The questions of the ancient sages still remain unanswered, however, as CMS and ATLAS have yet to prove that the particle they identified is, in fact, the Higgs boson.
“Really, what we could say was that it walked like a duck, it talks like a duck, so it must be a duck,” Sharma said.

Both experiments need more data — more Higgs boson candidates — to get more evidence that the Higgs boson exists. Thus far, they have already identified around 250 of them. Another complicating factor is that, for all we know, there may be more than one Higgs boson out there — possibly even five, as Sharma suggests. Researchers still have a long way to go until they can say that they have truly found the so-called “God Particle.”Mark Hillary


Aside from research, Sharma is currently teaching PHYS 2A, a mechanics course, at UCSD and plans to teach the same course next winter quarter. But once Spring Quarter 2015 begins, Sharma will be off to CERN again, just as the LHC reopens for the next round of experiments. And although the trip from La Jolla to Geneva comprises of 24 hours of travel, Sharma still plans to fly to CERN every 4 weeks for his research.

In the meantime, Sharma and the rest of the CMS team are working on publishing results from their race to find the Higgs boson.

“These [articles] are for history,” Sharma said. “This is how we will be judged — by our publications.”

Sharma is also around halfway through writing a memoir about his experiences while working on the Higgs boson project.
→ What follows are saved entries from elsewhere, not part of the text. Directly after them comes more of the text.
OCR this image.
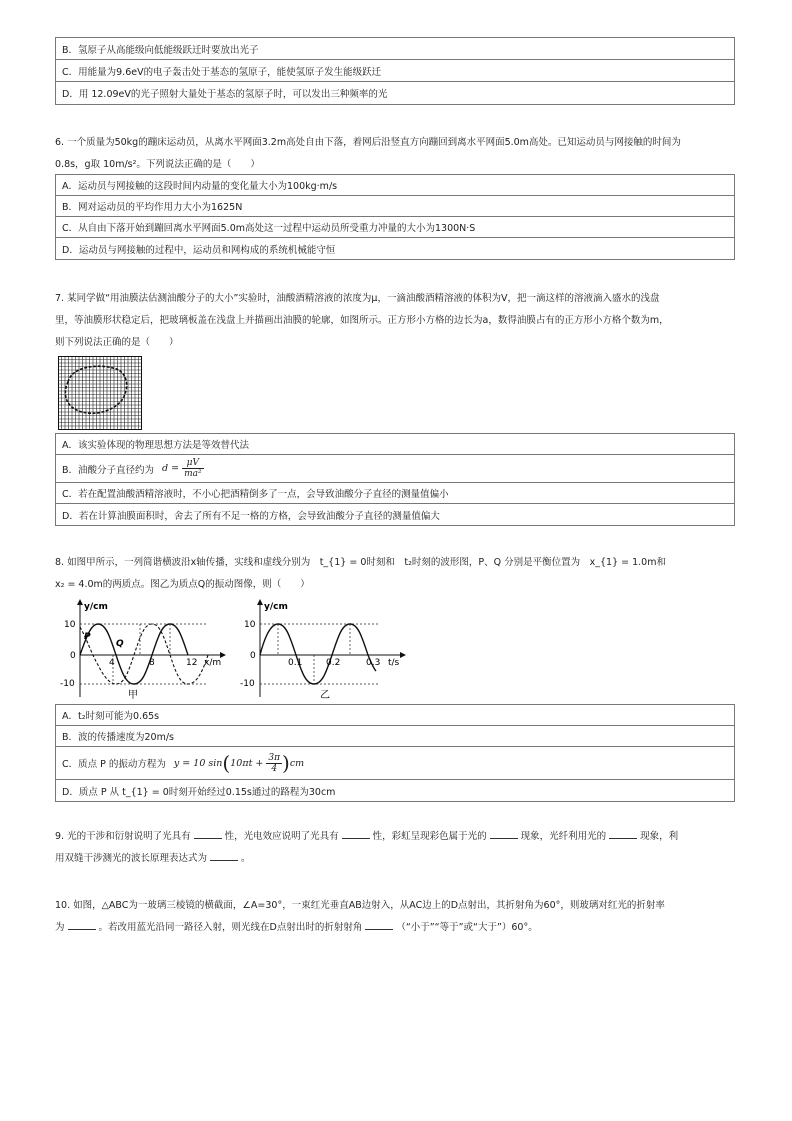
B．氢原子从高能级向低能级跃迁时要放出光子
C．用能量为9.6eV的电子轰击处于基态的氢原子，能使氢原子发生能级跃迁
D．用 12.09eV的光子照射大量处于基态的氢原子时，可以发出三种频率的光
6. 一个质量为50kg的蹦床运动员，从离水平网面3.2m高处自由下落，着网后沿竖直方向蹦回到离水平网面5.0m高处。已知运动员与网接触的时间为
0.8s，g取 10m/s²。下列说法正确的是（　　）
A．运动员与网接触的这段时间内动量的变化量大小为100kg·m/s
B．网对运动员的平均作用力大小为1625N
C．从自由下落开始到蹦回离水平网面5.0m高处这一过程中运动员所受重力冲量的大小为1300N·S
D．运动员与网接触的过程中，运动员和网构成的系统机械能守恒
7. 某同学做“用油膜法估测油酸分子的大小”实验时，油酸酒精溶液的浓度为μ，一滴油酸酒精溶液的体积为V，把一滴这样的溶液滴入盛水的浅盘
里，等油膜形状稳定后，把玻璃板盖在浅盘上并描画出油膜的轮廓，如图所示。正方形小方格的边长为a，数得油膜占有的正方形小方格个数为m，
则下列说法正确的是（　　）
A．该实验体现的物理思想方法是等效替代法
B．油酸分子直径约为 $d = \frac{\mu V}{\text{ma²}}$
C．若在配置油酸酒精溶液时，不小心把酒精倒多了一点，会导致油酸分子直径的测量值偏小
D．若在计算油膜面积时，舍去了所有不足一格的方格，会导致油酸分子直径的测量值偏大
8. 如图甲所示，一列简谐横波沿x轴传播，实线和虚线分别为　t_{1} = 0时刻和　t₂时刻的波形图，P、Q 分别是平衡位置为　x_{1} = 1.0m和
x₂ = 4.0m的两质点。图乙为质点Q的振动图像，则（　　）
y/cm
10
0
-10
P
Q
4	8	12 x/m
甲
y/cm
10
0
-10
0.1	0.2	0.3 t/s
乙
A．t₂时刻可能为0.65s
B．波的传播速度为20m/s
C．质点 P 的振动方程为 y = 10 sin ( $10\pi t + \frac{3\pi}{4}$ ) cm
D．质点 P 从 t_{1} = 0时刻开始经过0.15s通过的路程为30cm
9. 光的干涉和衍射说明了光具有	性，光电效应说明了光具有	性，彩虹呈现彩色属于光的	现象，光纤利用光的	现象，利
用双缝干涉测光的波长原理表达式为	。
10. 如图，△ABC为一玻璃三棱镜的横截面，∠A=30°，一束红光垂直AB边射入，从AC边上的D点射出，其折射角为60°，则玻璃对红光的折射率
为	。若改用蓝光沿同一路径入射，则光线在D点射出时的折射射角	（“小于”“等于”或“大于”）60°。
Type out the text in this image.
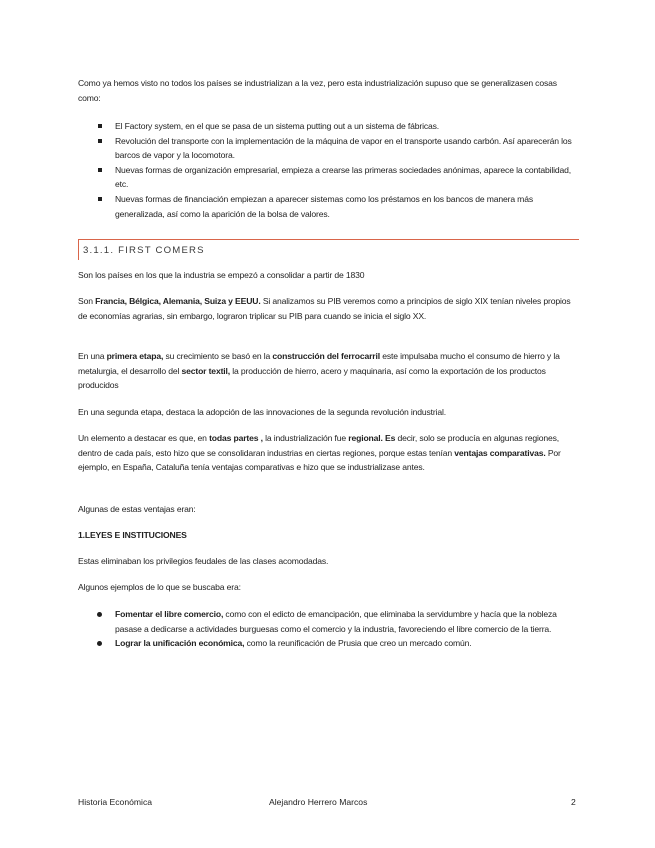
Como ya hemos visto no todos los países se industrializan a la vez, pero esta industrialización supuso que se generalizasen cosas como:

El Factory system, en el que se pasa de un sistema putting out a un sistema de fábricas.
Revolución del transporte con la implementación de la máquina de vapor en el transporte usando carbón. Así aparecerán los barcos de vapor y la locomotora.
Nuevas formas de organización empresarial, empieza a crearse las primeras sociedades anónimas, aparece la contabilidad, etc.
Nuevas formas de financiación empiezan a aparecer sistemas como los préstamos en los bancos de manera más generalizada, así como la aparición de la bolsa de valores.
3.1.1. FIRST COMERS

Son los países en los que la industria se empezó a consolidar a partir de 1830

Son Francia, Bélgica, Alemania, Suiza y EEUU. Si analizamos su PIB veremos como a principios de siglo XIX tenían niveles propios de economías agrarias, sin embargo, lograron triplicar su PIB para cuando se inicia el siglo XX.

En una primera etapa, su crecimiento se basó en la construcción del ferrocarril este impulsaba mucho el consumo de hierro y la metalurgia, el desarrollo del sector textil, la producción de hierro, acero y maquinaria, así como la exportación de los productos producidos

En una segunda etapa, destaca la adopción de las innovaciones de la segunda revolución industrial.

Un elemento a destacar es que, en todas partes , la industrialización fue regional. Es decir, solo se producía en algunas regiones, dentro de cada país, esto hizo que se consolidaran industrias en ciertas regiones, porque estas tenían ventajas comparativas. Por ejemplo, en España, Cataluña tenía ventajas comparativas e hizo que se industrializase antes.

Algunas de estas ventajas eran:

1.LEYES E INSTITUCIONES

Estas eliminaban los privilegios feudales de las clases acomodadas.

Algunos ejemplos de lo que se buscaba era:

Fomentar el libre comercio, como con el edicto de emancipación, que eliminaba la servidumbre y hacía que la nobleza pasase a dedicarse a actividades burguesas como el comercio y la industria, favoreciendo el libre comercio de la tierra.
Lograr la unificación económica, como la reunificación de Prusia que creo un mercado común.
Historia Económica	Alejandro Herrero Marcos	2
Though he’s writing about the project in past tense, he accepts that the quest for the “God Particle” is very much in the present and is far from over.

“Think of a painting,” Sharma said. “[The discovery in July 2012] was just a sketch. What needed to be done with the data we have accumulated since July 4 was to actually verify and fill in that sketch — complete the portrait, to establish the DNA of this particle. This, we are getting close to doing.”